A June 16 article about governors' proposals to slow Medicaid spending misstated the year the program was established. It was created in 1965, not 1964. (Published 6/25/05)
A bipartisan pair of governors urged Congress yesterday to give states the authority to charge co-payments, reshape benefits and tighten loopholes on property transfers from elderly parents to children as part of a broad attempt to slow spending in the Medicaid health program for the poor.
Spurred by a congressional budget that trims $10 billion from Medicaid over the next five years, the governors presented a blueprint that they said would modernize the 40-year-old program and protect America's neediest while curtailing overuse and abuse.
In addition to asking the poor to contribute more for their health care, the governors want the federal government to increase its contribution and prescription drugmakers to provide steeper discounts to states.
"We may be the only bipartisan game in town," said Gov. Mark R. Warner (D-Va.), chairman of the National Governors Association.
When Medicaid was created in 1964, the Beatles' "Help" was topping the charts, a loaf of bread cost 21 cents and "I Love Lucy" was a television hit, said Gov. Mike Huckabee (R-Ark.), vice chairman of the governors' association. "Medicaid is a 45 rpm program in an MP3 world," he told the Senate Finance Committee.
The duo, saying they were speaking for at least 35 governors, did not provide estimates on how much money the proposals would save. But in three appearances yesterday, Warner and Huckabee pointed to several billion dollars in likely reductions.
A past proposal by President Bush to increase rebates to states on Medicaid prescription drugs from 15 percent to 20 percent was estimated to save "multiple billions of dollars," Warner said.

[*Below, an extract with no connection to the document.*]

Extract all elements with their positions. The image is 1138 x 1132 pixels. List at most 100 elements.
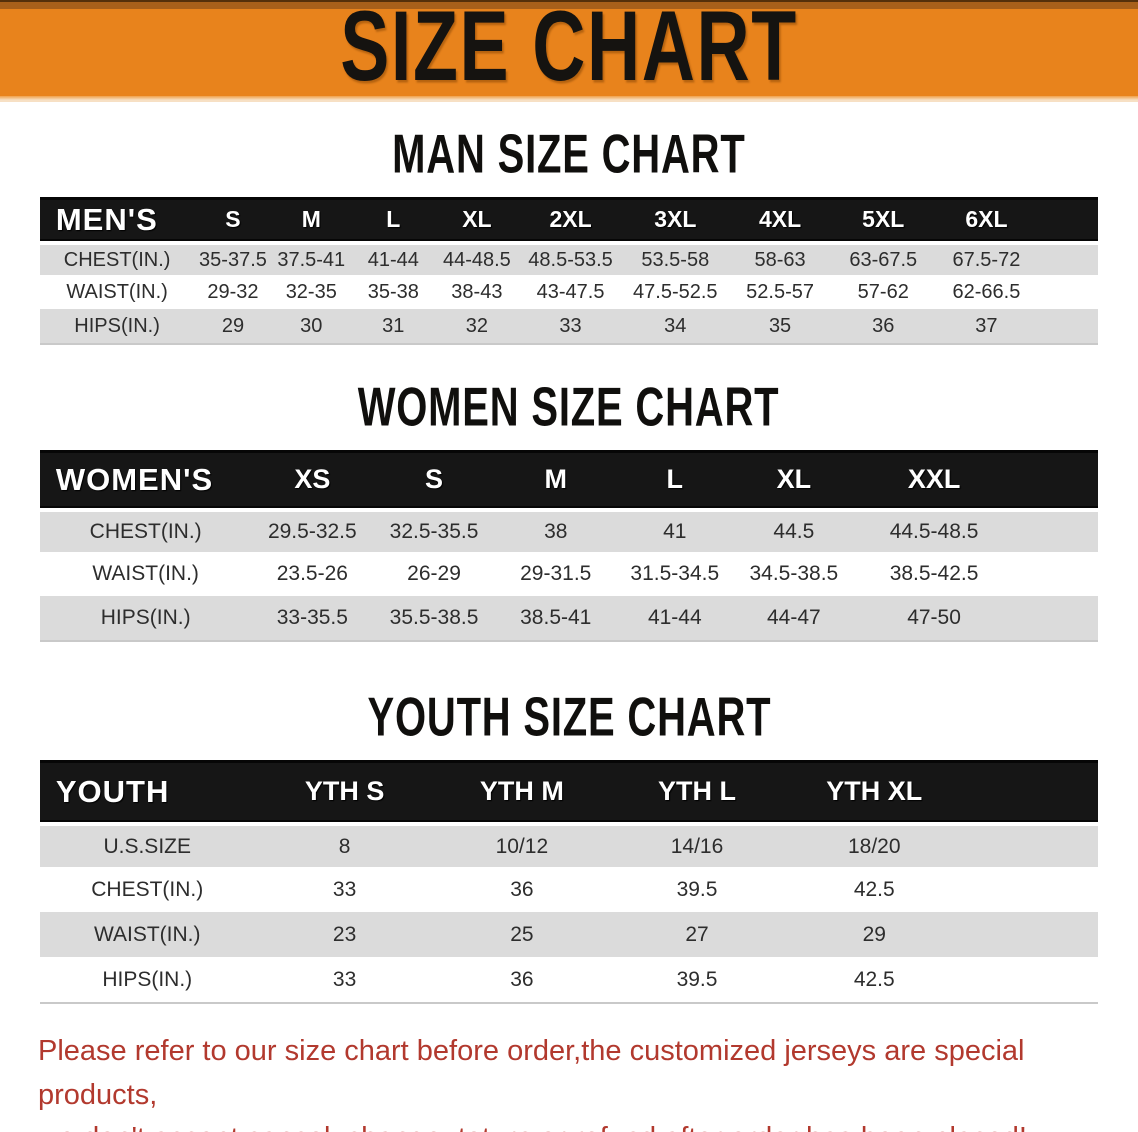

Another idea supported by the governors is to collect more of those rebates earlier in the process, a change that could save the federal government $1.1 billion and states $1 billion, Huckabee said.
Despite increasing state tax revenue, governors say Medicaid cannot be sustained. The popular health program now consumes 22 percent of the average state budget and in many states is a larger share of spending than elementary and secondary education.

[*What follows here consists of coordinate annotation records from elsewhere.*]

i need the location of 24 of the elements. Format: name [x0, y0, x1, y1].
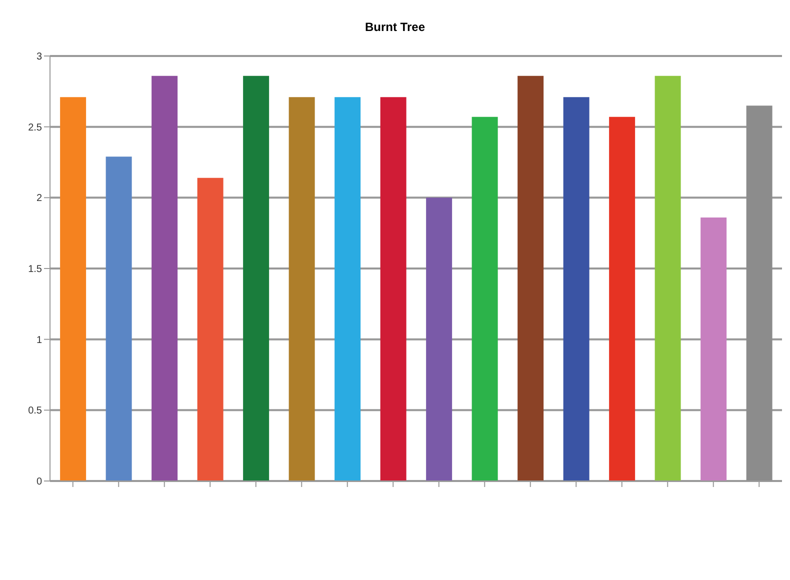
- y-tick-label: 2: [36, 193, 42, 204]
- bar: [197, 178, 224, 481]
- bar: [60, 97, 86, 481]
- bar: [288, 97, 315, 481]
- bar: [380, 97, 406, 481]
- y-tick-label: 0.5: [28, 406, 42, 417]
- bar: [106, 156, 132, 481]
- bar: [700, 218, 727, 481]
- y-tick-label: 1.5: [28, 264, 42, 276]
- bar: [609, 116, 636, 481]
- bar: [334, 97, 361, 481]
- y-tick-label: 2.5: [28, 122, 42, 134]
- bar: [654, 76, 681, 481]
- bar: [426, 198, 452, 481]
- y-tick-label: 0: [36, 476, 42, 488]
- bar: [518, 76, 544, 481]
- bar: [152, 76, 178, 481]
- bar: [243, 76, 270, 481]
- bar: [472, 116, 498, 481]
- bar: [746, 106, 772, 481]
- chart-title: Burnt Tree: [364, 19, 426, 36]
- y-tick-label: 3: [36, 52, 42, 63]
- y-tick-label: 1: [36, 334, 42, 346]
- bar: [563, 97, 590, 481]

"We have created a situation where we are literally pitting the needs of grandma against the needs of grandkids," Warner said.
Even as Bush has put Social Security on the top of his agenda, a growing number of officials in both parties are pressing for changes in Medicaid, the federal-state program that serves 53 million people at a cost of about $329 billion.
Medicaid spending has soared in recent years for several reasons: Drug prices have increased rapidly, more senior citizens are in need of expensive long-term care, and millions of Americans lost private coverage and moved into the government program.
"We have reached a point where there just are not enough taxes or taxpayer money to keep Medicaid going," said House Energy and Commerce Committee Chairman Joe Barton (R-Tex.). "In as few as 20 years, Medicaid will consume 80 to 100 percent of all state dollars. . . . Medicaid eventually will bankrupt every state in the nation."
Lawmakers from both parties, however, expressed reservations about some of the governors' ideas, particularly one allowing states to charge co-payments of as much as 5 percent of an individual's income.
In 2003, Oregon raised premiums and co-payments for Medicaid recipients and found that "thousands lost access to care," hospital admissions rose by 17 percent and many more people with mental illness were treated in state jails and hospitals, Sen. Gordon Smith (R-Ore.) said. "In the end, people got the care -- they just didn't get it in a very efficient way."
Although it initially seemed controversial, Huckabee said, governors quickly united around the idea of charging modest co-payments so beneficiaries would have "some skin in the game" and think twice before choosing the most expensive tests and therapies.